A member of the US Marines is set to serve a 15 month jail sentence for sexual misconduct against a Japanese woman, according to a US military statement issued on June 10th.
The Marine, Gunnery Sergeant Carl Anderson, is also to be discharged from military service on the grounds of bad conduct.
Anderson featured in a quartet of US Marines who, it was claimed, simultaneously raped a young Japanese woman in Hiroshima in 2007.
Of these four, two had already appeared in court and been sentenced to 20 months and 24 months in jail.
Prosecutors in Japan had discarded the case, citing insufficient evidence against the four men. Back in the US, however, the decision was taken to court-martial them.

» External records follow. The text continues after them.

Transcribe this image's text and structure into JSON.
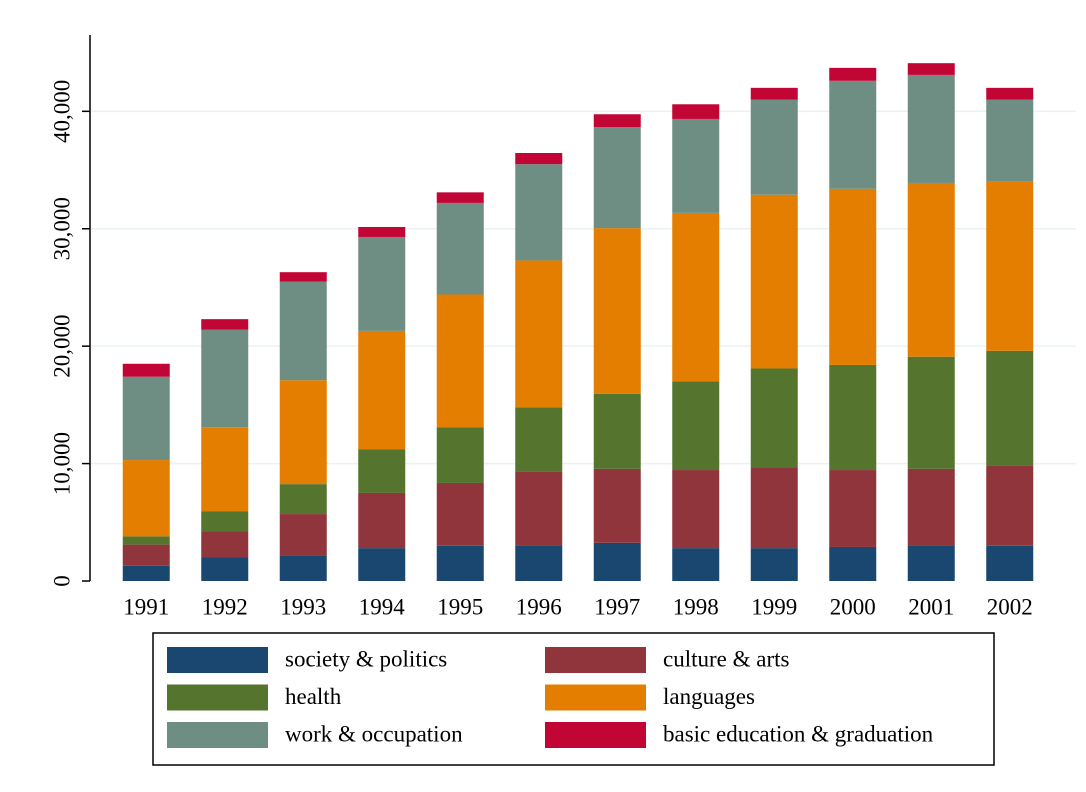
{
  "chart_data": {
    "type": "stacked_bar",
    "categories": [
      "1991",
      "1992",
      "1993",
      "1994",
      "1995",
      "1996",
      "1997",
      "1998",
      "1999",
      "2000",
      "2001",
      "2002"
    ],
    "series": [
      {
        "name": "society & politics",
        "color": "#1a476f",
        "values": [
          1300,
          2000,
          2200,
          2800,
          3000,
          3050,
          3250,
          2800,
          2800,
          2900,
          3050,
          3000
        ]
      },
      {
        "name": "culture & arts",
        "color": "#90353b",
        "values": [
          1800,
          2250,
          3500,
          4700,
          5350,
          6300,
          6300,
          6650,
          6900,
          6550,
          6500,
          6850
        ]
      },
      {
        "name": "health",
        "color": "#55752f",
        "values": [
          700,
          1700,
          2550,
          3700,
          4750,
          5450,
          6400,
          7550,
          8400,
          8950,
          9550,
          9750
        ]
      },
      {
        "name": "languages",
        "color": "#e37e00",
        "values": [
          6500,
          7150,
          8850,
          10100,
          11300,
          12500,
          14100,
          14350,
          14800,
          15000,
          14800,
          14400
        ]
      },
      {
        "name": "work & occupation",
        "color": "#6e8e84",
        "values": [
          7100,
          8300,
          8400,
          8000,
          7800,
          8200,
          8600,
          8000,
          8100,
          9200,
          9200,
          7000
        ]
      },
      {
        "name": "basic education & graduation",
        "color": "#c10534",
        "values": [
          1100,
          900,
          800,
          850,
          900,
          950,
          1100,
          1250,
          1000,
          1100,
          1000,
          1000
        ]
      }
    ],
    "ylim": [
      0,
      46500
    ],
    "yticks": [
      0,
      {
        "value": 10000,
        "label": "10,000"
      },
      {
        "value": 20000,
        "label": "20,000"
      },
      {
        "value": 30000,
        "label": "30,000"
      },
      {
        "value": 40000,
        "label": "40,000"
      }
    ],
    "grid": true
  }
}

Anderson himself was found guilty of a number of offences including violation of military orders and engagement in acts of indecency. A charge of rape, however, was let go of on the basis of a plea bargain.
The incident was one of a string of cases involving members of the US armed forces in Japanese territory that have acted to enrage Japan’s civilian population.

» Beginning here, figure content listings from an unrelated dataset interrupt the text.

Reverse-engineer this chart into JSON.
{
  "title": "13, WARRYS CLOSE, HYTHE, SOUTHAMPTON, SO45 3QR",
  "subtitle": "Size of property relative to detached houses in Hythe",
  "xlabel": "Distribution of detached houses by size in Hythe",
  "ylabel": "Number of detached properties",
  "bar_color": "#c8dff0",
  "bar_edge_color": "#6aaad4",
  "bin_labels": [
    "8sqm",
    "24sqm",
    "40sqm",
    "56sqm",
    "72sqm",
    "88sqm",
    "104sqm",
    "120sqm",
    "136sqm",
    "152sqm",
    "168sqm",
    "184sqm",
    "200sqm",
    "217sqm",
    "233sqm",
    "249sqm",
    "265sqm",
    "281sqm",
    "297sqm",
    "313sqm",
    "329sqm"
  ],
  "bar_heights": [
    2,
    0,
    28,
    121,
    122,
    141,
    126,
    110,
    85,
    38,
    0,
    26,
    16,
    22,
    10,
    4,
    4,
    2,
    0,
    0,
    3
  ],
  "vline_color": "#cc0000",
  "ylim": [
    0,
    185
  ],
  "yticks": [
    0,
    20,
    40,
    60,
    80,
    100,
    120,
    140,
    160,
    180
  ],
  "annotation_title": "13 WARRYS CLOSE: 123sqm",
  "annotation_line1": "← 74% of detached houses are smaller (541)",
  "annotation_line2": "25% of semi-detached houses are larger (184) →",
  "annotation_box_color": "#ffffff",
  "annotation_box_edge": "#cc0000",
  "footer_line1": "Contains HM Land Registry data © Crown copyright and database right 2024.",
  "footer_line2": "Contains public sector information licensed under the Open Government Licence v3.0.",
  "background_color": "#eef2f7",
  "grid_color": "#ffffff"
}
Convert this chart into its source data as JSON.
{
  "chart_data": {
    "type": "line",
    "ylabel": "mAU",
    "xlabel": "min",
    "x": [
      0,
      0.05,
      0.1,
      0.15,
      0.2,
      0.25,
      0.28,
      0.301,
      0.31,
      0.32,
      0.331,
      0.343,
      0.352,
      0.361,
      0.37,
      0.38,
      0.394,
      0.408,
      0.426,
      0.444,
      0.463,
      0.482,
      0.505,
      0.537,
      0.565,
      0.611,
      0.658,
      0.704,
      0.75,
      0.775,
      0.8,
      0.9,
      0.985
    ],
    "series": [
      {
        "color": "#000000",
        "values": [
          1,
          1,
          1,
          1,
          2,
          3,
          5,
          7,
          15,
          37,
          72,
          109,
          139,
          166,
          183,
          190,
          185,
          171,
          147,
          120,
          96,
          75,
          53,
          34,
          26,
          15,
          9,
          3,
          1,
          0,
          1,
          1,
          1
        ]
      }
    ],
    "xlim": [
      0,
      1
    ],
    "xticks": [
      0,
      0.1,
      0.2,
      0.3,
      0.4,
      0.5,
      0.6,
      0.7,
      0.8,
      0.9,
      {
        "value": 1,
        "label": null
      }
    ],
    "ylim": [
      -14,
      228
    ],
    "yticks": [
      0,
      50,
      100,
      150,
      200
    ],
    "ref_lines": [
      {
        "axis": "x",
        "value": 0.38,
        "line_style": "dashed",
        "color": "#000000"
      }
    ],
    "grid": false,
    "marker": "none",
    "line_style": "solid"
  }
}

Of the 40,000 US military personnel currently serving on Japanese territory, around half are based in Okinawa island. Here, a military curfew was imposed earlier this year in light of the sexual assault of a 14-year-old girl by US Marine Staff Sergeant Tyrone Hadnott.
The US military presence in Japan is linked to a post-World War Two treaty, under which terms Washington is bound to protect it.